Consider two functions \(f\) and \(g\) defined as : \[ f(x) = \dfrac{1}{x+a} + \dfrac{1}{x+b} - \dfrac{1}{c_1}\quad~\&~\quad g(x) = \dfrac{1}{x+a} + \dfrac{1}{x+b} - \dfrac{1}{c_2} \] where \(a, b, c_1, c_2\) are real constants. Both \(f\) and \(g\) have the property that their roots are equal in magnitude, but opposite in sign, i.e. if \(\alpha\) is one root of \(f\) , then its other root is \((-\alpha)\) . Simlarly, if \(\beta\) is one root of \(g\) , then the other root of \(g\) is \((-\beta)\).

Let \(P_1\) denote the product of roots of \(f\) , and let \(P_2\) denote the product of two roots of \(g\). Find the value of \(\big(P_1 + P_2\big)\) , when \(a = 12\) , \(b = 13\) , \(c_1 = 147\) and \(c_2 = 187\) .
Evaluate the following integral : \(\displaystyle\int_{0}^{2\pi} \frac{1}{3+\cos t}dt\)
We have a circular table with 6 chairs. Alice, Bob and Charlie each pick a random chair to sit down in. What is the probability that there are two empty chairs next to each person?
Given a complex number \(z\) such that \( z^{13}=1\), find all possible values of \( z+z^{3}+z^{4}+z^{9}+z^{10}+z^{12} \).

Part B: Subjective questions

Submission files: Each question in this part must be answered on a page of its own. Name the files as B1.jpg, B2.jpg, etc. In case you have multiple files for the same question, say B4, name the corresponding files as B4-1.jpg, B4-2.jpg, etc.

Clearly explain your entire reasoning. No credit will be given without reasoning. Partial solutions may get partial credit.

B1. In how many ways can \(2^{100}\) be expressed as a sum of four squares of integers?

B2. Consider the following polynomial where \(a_1,\ldots,a_n\) are distinct integers. \[ r(x) = \left(x-a_{1}\right)^{2}\left(x-a_{2}\right)^{2}\left(x-a_{3}\right)^{2} \ldots \left(x-a_{n}\right)^{2}+1 \] Prove that \(r(x)\) cannot be written as the product of two other polynomials with integral coefficients.

B3. (i) Suppose \(f\) is a differentiable function from the \(\mathbb{R}\) into \(\mathbb{R}\).
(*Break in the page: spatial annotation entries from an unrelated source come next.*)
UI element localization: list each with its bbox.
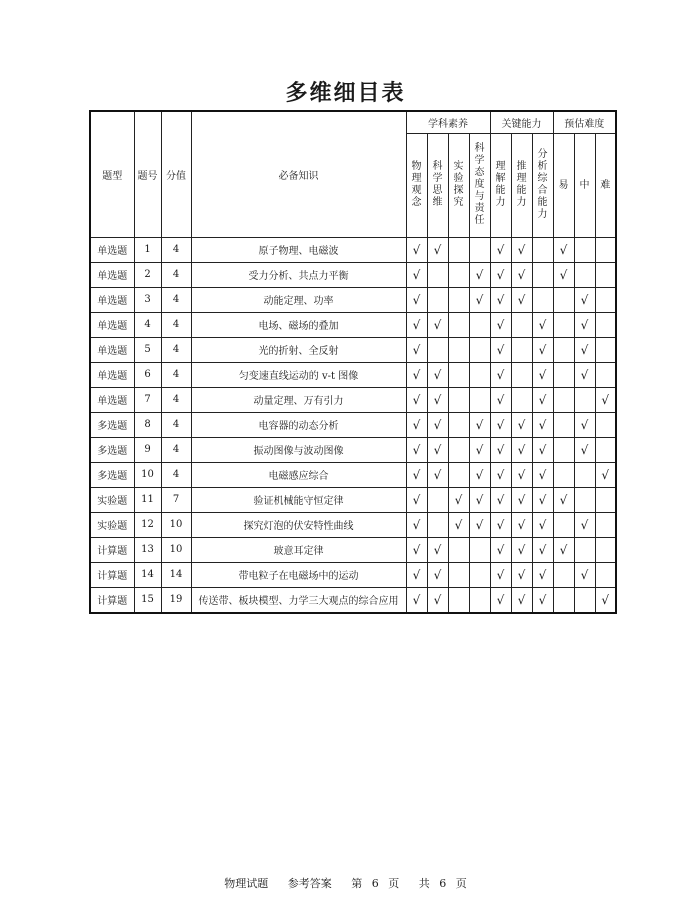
- footer-doc: 参考答案: [287, 877, 332, 890]
- check-mark: √: [511, 512, 532, 537]
- header-score: 分值: [161, 111, 191, 237]
- check-mark: √: [511, 587, 532, 613]
- empty-cell: [532, 262, 553, 287]
- check-mark: √: [469, 262, 490, 287]
- empty-cell: [511, 387, 532, 412]
- table-row: [90, 537, 616, 562]
- check-mark: √: [469, 462, 490, 487]
- check-mark: √: [490, 437, 511, 462]
- check-mark: √: [511, 537, 532, 562]
- empty-cell: [448, 437, 469, 462]
- empty-cell: [595, 287, 616, 312]
- check-mark: √: [532, 562, 553, 587]
- header-sub: 推理能力: [511, 133, 532, 237]
- cell-number: 5: [134, 337, 161, 362]
- empty-cell: [448, 462, 469, 487]
- cell-number: 8: [134, 412, 161, 437]
- table-row: [90, 362, 616, 387]
- header-sub: 科学思维: [427, 133, 448, 237]
- empty-cell: [427, 487, 448, 512]
- empty-cell: [448, 262, 469, 287]
- check-mark: √: [427, 587, 448, 613]
- cell-type: 单选题: [90, 387, 134, 412]
- check-mark: √: [427, 437, 448, 462]
- empty-cell: [553, 562, 574, 587]
- empty-cell: [595, 437, 616, 462]
- check-mark: √: [490, 487, 511, 512]
- empty-cell: [469, 562, 490, 587]
- empty-cell: [595, 512, 616, 537]
- check-mark: √: [469, 437, 490, 462]
- check-mark: √: [490, 237, 511, 262]
- check-mark: √: [511, 237, 532, 262]
- check-mark: √: [427, 362, 448, 387]
- header-knowledge: 必备知识: [191, 111, 406, 237]
- check-mark: √: [427, 237, 448, 262]
- check-mark: √: [574, 312, 595, 337]
- empty-cell: [511, 312, 532, 337]
- empty-cell: [553, 412, 574, 437]
- header-sub: 物理观念: [406, 133, 427, 237]
- check-mark: √: [469, 412, 490, 437]
- check-mark: √: [406, 462, 427, 487]
- check-mark: √: [511, 462, 532, 487]
- cell-type: 实验题: [90, 512, 134, 537]
- cell-type: 单选题: [90, 262, 134, 287]
- cell-type: 多选题: [90, 437, 134, 462]
- check-mark: √: [553, 237, 574, 262]
- check-mark: √: [406, 412, 427, 437]
- empty-cell: [574, 487, 595, 512]
- check-mark: √: [469, 287, 490, 312]
- check-mark: √: [574, 337, 595, 362]
- check-mark: √: [490, 462, 511, 487]
- check-mark: √: [406, 312, 427, 337]
- empty-cell: [553, 587, 574, 613]
- check-mark: √: [490, 337, 511, 362]
- empty-cell: [469, 337, 490, 362]
- cell-type: 计算题: [90, 587, 134, 613]
- check-mark: √: [511, 487, 532, 512]
- cell-type: 单选题: [90, 337, 134, 362]
- check-mark: √: [490, 512, 511, 537]
- empty-cell: [511, 362, 532, 387]
- cell-score: 7: [161, 487, 191, 512]
- empty-cell: [595, 262, 616, 287]
- check-mark: √: [490, 562, 511, 587]
- empty-cell: [448, 587, 469, 613]
- check-mark: √: [448, 487, 469, 512]
- cell-score: 4: [161, 312, 191, 337]
- cell-number: 15: [134, 587, 161, 613]
- empty-cell: [469, 587, 490, 613]
- check-mark: √: [511, 287, 532, 312]
- cell-topic: 动量定理、万有引力: [191, 387, 406, 412]
- empty-cell: [532, 237, 553, 262]
- header-sub: 难: [595, 133, 616, 237]
- table-row: [90, 412, 616, 437]
- check-mark: √: [574, 287, 595, 312]
- check-mark: √: [532, 587, 553, 613]
- empty-cell: [448, 362, 469, 387]
- table-row: [90, 237, 616, 262]
- check-mark: √: [532, 537, 553, 562]
- check-mark: √: [469, 487, 490, 512]
- cell-score: 10: [161, 537, 191, 562]
- empty-cell: [553, 462, 574, 487]
- empty-cell: [553, 437, 574, 462]
- check-mark: √: [448, 512, 469, 537]
- check-mark: √: [532, 412, 553, 437]
- cell-score: 4: [161, 387, 191, 412]
- cell-score: 19: [161, 587, 191, 613]
- check-mark: √: [406, 287, 427, 312]
- cell-type: 单选题: [90, 312, 134, 337]
- cell-topic: 电容器的动态分析: [191, 412, 406, 437]
- check-mark: √: [406, 562, 427, 587]
- header-number: 题号: [134, 111, 161, 237]
- empty-cell: [469, 312, 490, 337]
- table-row: [90, 487, 616, 512]
- cell-topic: 动能定理、功率: [191, 287, 406, 312]
- empty-cell: [595, 562, 616, 587]
- check-mark: √: [532, 462, 553, 487]
- empty-cell: [574, 237, 595, 262]
- check-mark: √: [532, 512, 553, 537]
- cell-type: 计算题: [90, 537, 134, 562]
- cell-number: 2: [134, 262, 161, 287]
- cell-number: 10: [134, 462, 161, 487]
- empty-cell: [448, 312, 469, 337]
- cell-type: 单选题: [90, 362, 134, 387]
- empty-cell: [448, 412, 469, 437]
- page-title: 多维细目表: [285, 81, 406, 106]
- empty-cell: [595, 412, 616, 437]
- cell-number: 1: [134, 237, 161, 262]
- cell-type: 计算题: [90, 562, 134, 587]
- header-group-ability: 关键能力: [490, 111, 553, 133]
- cell-number: 7: [134, 387, 161, 412]
- empty-cell: [448, 287, 469, 312]
- header-sub: 中: [574, 133, 595, 237]
- cell-score: 4: [161, 362, 191, 387]
- cell-number: 4: [134, 312, 161, 337]
- empty-cell: [574, 262, 595, 287]
- cell-topic: 电场、磁场的叠加: [191, 312, 406, 337]
- empty-cell: [574, 537, 595, 562]
- empty-cell: [553, 512, 574, 537]
- check-mark: √: [427, 412, 448, 437]
- empty-cell: [595, 337, 616, 362]
- empty-cell: [469, 237, 490, 262]
- cell-topic: 探究灯泡的伏安特性曲线: [191, 512, 406, 537]
- check-mark: √: [511, 437, 532, 462]
- empty-cell: [448, 237, 469, 262]
- check-mark: √: [490, 362, 511, 387]
- check-mark: √: [490, 537, 511, 562]
- table-row: [90, 262, 616, 287]
- check-mark: √: [406, 362, 427, 387]
- check-mark: √: [427, 387, 448, 412]
- header-group-literacy: 学科素养: [406, 111, 490, 133]
- cell-type: 多选题: [90, 412, 134, 437]
- cell-number: 11: [134, 487, 161, 512]
- table-row: [90, 587, 616, 613]
- footer-total: 共 6 页: [418, 877, 467, 890]
- header-sub: 科学态度与责任: [469, 133, 490, 237]
- check-mark: √: [427, 537, 448, 562]
- empty-cell: [574, 587, 595, 613]
- cell-topic: 受力分析、共点力平衡: [191, 262, 406, 287]
- check-mark: √: [574, 512, 595, 537]
- empty-cell: [574, 387, 595, 412]
- empty-cell: [595, 362, 616, 387]
- cell-topic: 匀变速直线运动的 v-t 图像: [191, 362, 406, 387]
- check-mark: √: [427, 312, 448, 337]
- empty-cell: [532, 287, 553, 312]
- empty-cell: [595, 237, 616, 262]
- cell-number: 9: [134, 437, 161, 462]
- check-mark: √: [532, 312, 553, 337]
- check-mark: √: [532, 387, 553, 412]
- empty-cell: [469, 537, 490, 562]
- table-row: [90, 512, 616, 537]
- empty-cell: [469, 387, 490, 412]
- check-mark: √: [511, 412, 532, 437]
- check-mark: √: [511, 562, 532, 587]
- cell-number: 12: [134, 512, 161, 537]
- cell-number: 6: [134, 362, 161, 387]
- check-mark: √: [406, 237, 427, 262]
- empty-cell: [553, 362, 574, 387]
- cell-score: 4: [161, 287, 191, 312]
- cell-topic: 振动图像与波动图像: [191, 437, 406, 462]
- check-mark: √: [532, 337, 553, 362]
- check-mark: √: [406, 437, 427, 462]
- cell-topic: 验证机械能守恒定律: [191, 487, 406, 512]
- check-mark: √: [490, 412, 511, 437]
- empty-cell: [511, 337, 532, 362]
- check-mark: √: [532, 437, 553, 462]
- check-mark: √: [595, 387, 616, 412]
- cell-score: 10: [161, 512, 191, 537]
- header-group-difficulty: 预估难度: [553, 111, 616, 133]
- empty-cell: [469, 362, 490, 387]
- check-mark: √: [574, 412, 595, 437]
- table-row: [90, 312, 616, 337]
- check-mark: √: [511, 262, 532, 287]
- check-mark: √: [490, 262, 511, 287]
- cell-number: 13: [134, 537, 161, 562]
- check-mark: √: [406, 587, 427, 613]
- empty-cell: [553, 337, 574, 362]
- empty-cell: [574, 462, 595, 487]
- cell-topic: 电磁感应综合: [191, 462, 406, 487]
- empty-cell: [448, 537, 469, 562]
- header-sub: 理解能力: [490, 133, 511, 237]
- cell-topic: 原子物理、电磁波: [191, 237, 406, 262]
- empty-cell: [553, 312, 574, 337]
- empty-cell: [553, 387, 574, 412]
- table-row: [90, 462, 616, 487]
- header-sub: 易: [553, 133, 574, 237]
- cell-topic: 玻意耳定律: [191, 537, 406, 562]
- empty-cell: [427, 337, 448, 362]
- detail-table: [89, 110, 617, 614]
- cell-score: 4: [161, 237, 191, 262]
- check-mark: √: [553, 262, 574, 287]
- cell-type: 单选题: [90, 287, 134, 312]
- table-row: [90, 287, 616, 312]
- empty-cell: [595, 537, 616, 562]
- header-sub: 实验探究: [448, 133, 469, 237]
- cell-score: 4: [161, 412, 191, 437]
- empty-cell: [427, 262, 448, 287]
- check-mark: √: [490, 587, 511, 613]
- check-mark: √: [532, 362, 553, 387]
- check-mark: √: [595, 587, 616, 613]
- cell-score: 4: [161, 437, 191, 462]
- check-mark: √: [490, 387, 511, 412]
- check-mark: √: [406, 387, 427, 412]
- table-row: [90, 337, 616, 362]
- empty-cell: [553, 287, 574, 312]
- footer-subject: 物理试题: [224, 877, 269, 890]
- cell-type: 多选题: [90, 462, 134, 487]
- cell-score: 4: [161, 462, 191, 487]
- empty-cell: [595, 312, 616, 337]
- cell-score: 14: [161, 562, 191, 587]
- check-mark: √: [553, 487, 574, 512]
- footer-page: 第 6 页: [351, 877, 400, 890]
- empty-cell: [427, 287, 448, 312]
- cell-type: 单选题: [90, 237, 134, 262]
- check-mark: √: [406, 537, 427, 562]
- cell-topic: 带电粒子在电磁场中的运动: [191, 562, 406, 587]
- cell-topic: 光的折射、全反射: [191, 337, 406, 362]
- page-footer: [0, 875, 691, 891]
- empty-cell: [448, 337, 469, 362]
- empty-cell: [448, 562, 469, 587]
- empty-cell: [595, 487, 616, 512]
- table-row: [90, 437, 616, 462]
- empty-cell: [448, 387, 469, 412]
- cell-type: 实验题: [90, 487, 134, 512]
- cell-score: 4: [161, 262, 191, 287]
- table-row: [90, 562, 616, 587]
- empty-cell: [427, 512, 448, 537]
- check-mark: √: [574, 562, 595, 587]
- check-mark: √: [574, 362, 595, 387]
- check-mark: √: [490, 287, 511, 312]
- cell-number: 14: [134, 562, 161, 587]
- check-mark: √: [532, 487, 553, 512]
- check-mark: √: [427, 462, 448, 487]
- check-mark: √: [406, 512, 427, 537]
- check-mark: √: [490, 312, 511, 337]
- check-mark: √: [406, 337, 427, 362]
- table-row: [90, 387, 616, 412]
- check-mark: √: [595, 462, 616, 487]
- check-mark: √: [553, 537, 574, 562]
- header-sub: 分析综合能力: [532, 133, 553, 237]
- cell-score: 4: [161, 337, 191, 362]
- check-mark: √: [406, 487, 427, 512]
- cell-number: 3: [134, 287, 161, 312]
- check-mark: √: [469, 512, 490, 537]
- cell-topic: 传送带、板块模型、力学三大观点的综合应用: [191, 587, 406, 613]
- check-mark: √: [427, 562, 448, 587]
- check-mark: √: [406, 262, 427, 287]
- header-type: 题型: [90, 111, 134, 237]
- check-mark: √: [574, 437, 595, 462]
Suppose \(f'(x) > f(x)\) for all \(x \in \mathbb{R}\) , and \(f(x_0) = 0\) for some \(x_0 \in \mathbb{R}\). Prove that \(f(x) > 0\) for all \(x > x_0\). \(\;\;\;\) [5 marks]
(ii) Show that the equation \(Ae^x = 1 + x + \frac{x^2}{2}\) , where \(A\) is a positive constant, has exactly one real root. \(\;\;\;\) [5 marks]

B4. We have a unit square made out of black paper. There are \(n\) axis-aligned white squares contained inside the black unit square. Let \(S\) denote the set of white squares. The squares in \(S\) are pairwise disjoint. Prove that there exists a horizontal line that intersects the unit square and passes through at most \( \sqrt{n} \) squares in \(S\).
You may assume that \(n\) is a perfect square. For example, the figure shows a unit square containing \(n=9\) white squares.

B5. \(ABC\) is an equilateral triangle and \(P\) is point on the circumcircle of \(ABC\). \(P\) is any point on the arc \(AC\). Prove that \(PB=PA+PC\).

B6. Let \(x\) be any real number and \(N\) be any integer \(>1\). Show that there exists a rational number \(p/q\), with \(p\) and \(q\) integers and \(0< q \leqslant N\), such that: \[\left|x-\frac{p}{q}\right| < \frac{1}{Nq}\]
For example, if \(x=\pi\) and \(N=10\), we can take \(p/q=22/7\). Then \(|\pi-22 / 7|<1/70\).